Mas, para esta brochura que o Grupo Etnográfico da Gafanha da Nazaré organizou para o Festival de 2005, quero apenas transcrever o quadro que Raul Brandão “pintou” sobre as mulheres da Gafanha, em que figura como personagem principal a Ti Ana Arneira. Foi um retrato feito com muita ternura por um escritor que não pode ser esquecido. Diz assim: “Quando passei na Gafanha, vi as cachopas da beira-rio, todas molhadas, sempre metidas na água a rapar o moliço. Feias e ingénuas. A uma calculei-lhe: – Tem para aí treze ou catorze anos. – Tenho vinte e um, e três filhos, respondeu. – Outra tinha ficado a olhar para mim com olhos inocentes de bicho e as mãos postas sobre os seios redondinhos – sobre aquilo, como diz a Ti Ana, que o Senhor lhe deu e ela precisa… 
A Ti Ana Arneira, com cuja amizade me honro, é um dos meus melhores conhecimentos da Gafanha. Mulher capazona, como por lá se diz. Acompanha-me pelo areal, e conta-me logo à primeira a sua vida. Tipo atarracado e forte, de grossos quadris, vestida de escuro, chapéu na cabeça e aguilhada em punho. O homem foi para o Brasil há muitos anos (– É o rei dos homes!...), ficou ela e os filhos por criar. Criou-os todos. Netos, doenças, lutos. Nunca desanimou. 

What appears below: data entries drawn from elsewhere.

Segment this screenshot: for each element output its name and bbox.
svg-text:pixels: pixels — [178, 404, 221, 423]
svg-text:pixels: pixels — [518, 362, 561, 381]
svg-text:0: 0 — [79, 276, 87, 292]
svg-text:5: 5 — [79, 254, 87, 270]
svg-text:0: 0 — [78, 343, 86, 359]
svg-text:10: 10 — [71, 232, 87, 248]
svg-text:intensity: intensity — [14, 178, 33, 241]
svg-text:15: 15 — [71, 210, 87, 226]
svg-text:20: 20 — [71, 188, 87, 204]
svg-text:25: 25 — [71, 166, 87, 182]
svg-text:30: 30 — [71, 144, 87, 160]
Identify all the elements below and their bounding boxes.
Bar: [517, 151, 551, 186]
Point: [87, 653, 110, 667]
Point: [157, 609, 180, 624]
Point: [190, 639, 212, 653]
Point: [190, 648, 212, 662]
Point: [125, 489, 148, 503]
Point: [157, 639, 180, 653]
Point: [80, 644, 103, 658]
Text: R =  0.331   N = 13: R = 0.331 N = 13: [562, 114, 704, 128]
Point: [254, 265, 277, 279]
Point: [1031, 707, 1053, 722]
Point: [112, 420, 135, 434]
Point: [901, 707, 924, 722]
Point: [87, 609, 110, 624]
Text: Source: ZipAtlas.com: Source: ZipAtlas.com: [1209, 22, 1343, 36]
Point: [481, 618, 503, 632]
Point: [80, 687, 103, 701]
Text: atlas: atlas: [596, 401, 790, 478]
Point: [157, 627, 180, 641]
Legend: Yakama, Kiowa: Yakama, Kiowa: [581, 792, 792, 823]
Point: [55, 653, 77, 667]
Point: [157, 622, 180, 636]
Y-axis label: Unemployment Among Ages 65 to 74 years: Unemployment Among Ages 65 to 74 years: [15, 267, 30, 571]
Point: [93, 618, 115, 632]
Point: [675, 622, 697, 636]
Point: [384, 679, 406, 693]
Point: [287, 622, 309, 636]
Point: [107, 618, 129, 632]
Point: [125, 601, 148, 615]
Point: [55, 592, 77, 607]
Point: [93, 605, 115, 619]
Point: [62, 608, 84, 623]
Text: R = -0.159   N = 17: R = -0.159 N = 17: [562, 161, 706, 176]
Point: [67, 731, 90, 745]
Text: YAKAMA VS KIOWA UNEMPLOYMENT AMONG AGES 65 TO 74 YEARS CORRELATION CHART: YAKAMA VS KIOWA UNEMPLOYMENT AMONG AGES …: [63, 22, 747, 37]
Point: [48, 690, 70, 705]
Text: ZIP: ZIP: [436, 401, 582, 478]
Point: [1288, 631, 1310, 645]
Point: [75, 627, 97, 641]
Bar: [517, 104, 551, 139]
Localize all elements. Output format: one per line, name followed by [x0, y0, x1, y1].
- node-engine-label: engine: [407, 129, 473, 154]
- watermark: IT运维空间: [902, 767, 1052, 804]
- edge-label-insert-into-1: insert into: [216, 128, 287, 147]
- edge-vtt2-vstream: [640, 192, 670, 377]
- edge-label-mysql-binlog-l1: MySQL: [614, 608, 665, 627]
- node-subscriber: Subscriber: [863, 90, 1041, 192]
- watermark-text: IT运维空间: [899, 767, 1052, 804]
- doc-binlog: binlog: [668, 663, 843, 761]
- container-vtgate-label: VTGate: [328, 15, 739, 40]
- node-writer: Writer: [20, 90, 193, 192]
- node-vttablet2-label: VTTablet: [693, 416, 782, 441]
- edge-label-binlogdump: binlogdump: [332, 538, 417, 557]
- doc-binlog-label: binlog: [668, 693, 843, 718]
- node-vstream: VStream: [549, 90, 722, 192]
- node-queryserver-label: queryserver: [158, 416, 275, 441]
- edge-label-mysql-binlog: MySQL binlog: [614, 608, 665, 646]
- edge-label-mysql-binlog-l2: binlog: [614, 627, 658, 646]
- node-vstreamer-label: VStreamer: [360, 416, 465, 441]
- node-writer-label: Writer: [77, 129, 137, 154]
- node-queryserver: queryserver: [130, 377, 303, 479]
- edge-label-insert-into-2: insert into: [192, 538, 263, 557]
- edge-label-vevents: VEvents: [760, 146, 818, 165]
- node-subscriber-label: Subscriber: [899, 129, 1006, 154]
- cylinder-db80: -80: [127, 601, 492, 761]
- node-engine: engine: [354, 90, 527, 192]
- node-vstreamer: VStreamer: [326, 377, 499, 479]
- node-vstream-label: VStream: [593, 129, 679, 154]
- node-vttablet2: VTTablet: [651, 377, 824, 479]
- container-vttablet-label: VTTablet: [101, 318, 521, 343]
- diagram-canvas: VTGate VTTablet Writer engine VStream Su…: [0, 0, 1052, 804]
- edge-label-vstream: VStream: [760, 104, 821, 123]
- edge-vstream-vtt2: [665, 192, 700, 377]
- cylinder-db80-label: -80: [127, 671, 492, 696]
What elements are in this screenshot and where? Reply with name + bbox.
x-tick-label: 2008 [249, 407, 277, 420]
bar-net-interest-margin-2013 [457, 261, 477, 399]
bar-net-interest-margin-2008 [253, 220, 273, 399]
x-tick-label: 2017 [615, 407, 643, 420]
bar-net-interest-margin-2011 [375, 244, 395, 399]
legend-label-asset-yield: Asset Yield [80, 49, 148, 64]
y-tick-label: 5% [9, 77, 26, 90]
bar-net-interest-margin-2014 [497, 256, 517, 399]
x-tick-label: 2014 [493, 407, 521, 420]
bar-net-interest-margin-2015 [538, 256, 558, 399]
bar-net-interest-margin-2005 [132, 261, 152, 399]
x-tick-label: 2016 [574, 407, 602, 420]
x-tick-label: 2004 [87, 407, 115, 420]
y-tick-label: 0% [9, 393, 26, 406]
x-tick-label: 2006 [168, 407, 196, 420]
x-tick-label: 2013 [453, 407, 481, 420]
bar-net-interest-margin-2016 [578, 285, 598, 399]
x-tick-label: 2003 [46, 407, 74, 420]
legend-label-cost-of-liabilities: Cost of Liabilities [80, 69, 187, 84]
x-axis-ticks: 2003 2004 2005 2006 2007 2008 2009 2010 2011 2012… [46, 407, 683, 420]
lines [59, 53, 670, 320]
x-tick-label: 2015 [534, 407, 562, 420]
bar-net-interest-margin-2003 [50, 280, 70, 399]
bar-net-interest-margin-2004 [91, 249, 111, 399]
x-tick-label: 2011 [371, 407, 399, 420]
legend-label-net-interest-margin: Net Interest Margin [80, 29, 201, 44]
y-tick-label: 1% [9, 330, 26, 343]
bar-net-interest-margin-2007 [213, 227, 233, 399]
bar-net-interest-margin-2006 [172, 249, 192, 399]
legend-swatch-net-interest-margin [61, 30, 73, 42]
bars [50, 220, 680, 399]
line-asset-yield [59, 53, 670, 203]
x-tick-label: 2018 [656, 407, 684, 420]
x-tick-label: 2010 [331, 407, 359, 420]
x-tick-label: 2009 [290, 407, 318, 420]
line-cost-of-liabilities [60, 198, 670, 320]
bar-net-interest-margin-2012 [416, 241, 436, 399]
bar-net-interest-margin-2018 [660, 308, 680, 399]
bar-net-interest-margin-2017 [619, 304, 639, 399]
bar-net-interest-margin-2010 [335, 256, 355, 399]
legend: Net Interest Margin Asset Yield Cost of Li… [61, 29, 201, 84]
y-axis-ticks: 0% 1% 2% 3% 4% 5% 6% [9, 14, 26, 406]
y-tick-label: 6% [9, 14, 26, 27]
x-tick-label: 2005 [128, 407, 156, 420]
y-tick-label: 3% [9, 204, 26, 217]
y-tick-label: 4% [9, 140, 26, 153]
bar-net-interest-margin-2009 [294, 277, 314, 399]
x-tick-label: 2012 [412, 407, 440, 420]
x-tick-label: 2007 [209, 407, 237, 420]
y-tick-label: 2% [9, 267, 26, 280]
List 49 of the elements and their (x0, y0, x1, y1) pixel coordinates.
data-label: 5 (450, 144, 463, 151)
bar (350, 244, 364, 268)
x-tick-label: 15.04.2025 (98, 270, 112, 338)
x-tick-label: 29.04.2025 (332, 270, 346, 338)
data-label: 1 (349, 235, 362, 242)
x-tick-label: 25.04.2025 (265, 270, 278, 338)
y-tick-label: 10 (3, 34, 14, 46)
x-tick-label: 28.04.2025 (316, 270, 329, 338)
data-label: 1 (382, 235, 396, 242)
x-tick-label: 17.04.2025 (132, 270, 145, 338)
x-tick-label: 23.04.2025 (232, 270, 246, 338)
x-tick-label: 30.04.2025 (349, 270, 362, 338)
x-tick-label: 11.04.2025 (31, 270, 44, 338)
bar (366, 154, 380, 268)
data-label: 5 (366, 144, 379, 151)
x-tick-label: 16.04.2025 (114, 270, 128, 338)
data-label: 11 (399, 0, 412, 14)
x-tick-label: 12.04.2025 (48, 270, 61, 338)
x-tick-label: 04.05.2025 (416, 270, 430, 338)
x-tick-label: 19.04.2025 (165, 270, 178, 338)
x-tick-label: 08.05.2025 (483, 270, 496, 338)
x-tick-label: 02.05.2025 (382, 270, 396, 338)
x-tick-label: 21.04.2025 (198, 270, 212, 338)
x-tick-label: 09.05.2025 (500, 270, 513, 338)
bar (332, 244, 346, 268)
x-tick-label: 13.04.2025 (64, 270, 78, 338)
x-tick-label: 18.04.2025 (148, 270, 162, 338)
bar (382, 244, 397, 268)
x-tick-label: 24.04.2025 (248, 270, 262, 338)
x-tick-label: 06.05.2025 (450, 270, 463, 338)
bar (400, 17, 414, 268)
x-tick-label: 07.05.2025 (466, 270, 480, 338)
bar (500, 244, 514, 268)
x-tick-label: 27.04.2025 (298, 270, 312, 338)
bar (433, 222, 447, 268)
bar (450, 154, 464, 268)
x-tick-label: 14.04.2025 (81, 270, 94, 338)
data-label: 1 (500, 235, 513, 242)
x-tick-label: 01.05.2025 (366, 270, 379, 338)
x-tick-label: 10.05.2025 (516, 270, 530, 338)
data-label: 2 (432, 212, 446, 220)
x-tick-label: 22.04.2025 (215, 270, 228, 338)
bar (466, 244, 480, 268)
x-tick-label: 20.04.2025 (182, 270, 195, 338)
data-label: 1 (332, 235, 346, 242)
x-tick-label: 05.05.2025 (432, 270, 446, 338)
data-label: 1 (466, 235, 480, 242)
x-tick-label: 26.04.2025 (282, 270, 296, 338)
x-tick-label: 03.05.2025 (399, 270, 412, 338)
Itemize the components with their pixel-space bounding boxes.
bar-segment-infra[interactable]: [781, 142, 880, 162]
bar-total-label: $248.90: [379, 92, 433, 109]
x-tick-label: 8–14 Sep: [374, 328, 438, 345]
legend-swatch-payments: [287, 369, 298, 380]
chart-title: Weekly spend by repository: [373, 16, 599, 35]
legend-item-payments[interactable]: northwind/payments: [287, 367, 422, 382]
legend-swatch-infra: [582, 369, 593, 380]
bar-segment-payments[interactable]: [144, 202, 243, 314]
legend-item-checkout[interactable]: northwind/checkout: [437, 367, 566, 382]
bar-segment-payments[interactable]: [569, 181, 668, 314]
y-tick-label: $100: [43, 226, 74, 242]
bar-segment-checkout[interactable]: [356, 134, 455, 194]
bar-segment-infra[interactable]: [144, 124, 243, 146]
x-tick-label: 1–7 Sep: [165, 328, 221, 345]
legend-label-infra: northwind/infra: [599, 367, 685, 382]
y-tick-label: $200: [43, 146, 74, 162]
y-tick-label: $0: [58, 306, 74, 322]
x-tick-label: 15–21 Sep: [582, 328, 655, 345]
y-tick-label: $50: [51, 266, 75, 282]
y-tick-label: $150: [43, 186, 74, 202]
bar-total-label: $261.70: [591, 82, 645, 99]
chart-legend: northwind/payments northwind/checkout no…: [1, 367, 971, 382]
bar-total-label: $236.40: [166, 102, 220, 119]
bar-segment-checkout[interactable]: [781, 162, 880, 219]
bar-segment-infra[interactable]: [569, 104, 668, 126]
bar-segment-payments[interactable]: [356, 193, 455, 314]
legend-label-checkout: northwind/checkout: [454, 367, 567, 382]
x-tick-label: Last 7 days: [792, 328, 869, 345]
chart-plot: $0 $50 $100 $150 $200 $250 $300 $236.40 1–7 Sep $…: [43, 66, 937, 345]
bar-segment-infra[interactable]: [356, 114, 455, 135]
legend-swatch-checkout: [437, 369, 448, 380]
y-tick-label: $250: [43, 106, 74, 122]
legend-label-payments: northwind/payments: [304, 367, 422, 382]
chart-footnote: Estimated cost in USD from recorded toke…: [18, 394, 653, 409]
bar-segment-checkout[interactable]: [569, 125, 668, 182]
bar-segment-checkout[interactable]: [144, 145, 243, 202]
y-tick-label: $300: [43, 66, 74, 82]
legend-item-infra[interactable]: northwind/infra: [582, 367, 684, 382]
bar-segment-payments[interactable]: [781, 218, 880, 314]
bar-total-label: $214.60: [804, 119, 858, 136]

A força que a sustenta é admirável, profunda, e radicada, como a de quase todas as mulheres do povo que conheço. Deitou-se à vida – lavrou campos. Vieram mais aflições e outras mortes. – Então de que lhe morreram os filhos? – Sei lá, a morte não se quer culpada. Era preciso sustentar a família. Pegou nos bois e no carrinho e começou a transportar sal da Gafanha para Mira. Fez mais: antigamente no Arião também havia companhas, e quando faltava um pescador a Ti Ana agarrava-se ao remo como um homem e ia ao mar no barco. – Nem do diabo tenho medo. Só tenho medo aos cães loucos. – A extensa planície que atravessa, duas, três vezes por dia, é um deserto. A Ti Ana vai e vem de noite, sozinha, com os bois que lhe fazem companhia. Agora tem um campo, barcos para o moliço, novos netos para criar – e olha cara a cara o destino sem esmorecer. A sua vida é uma grande lição de energia.”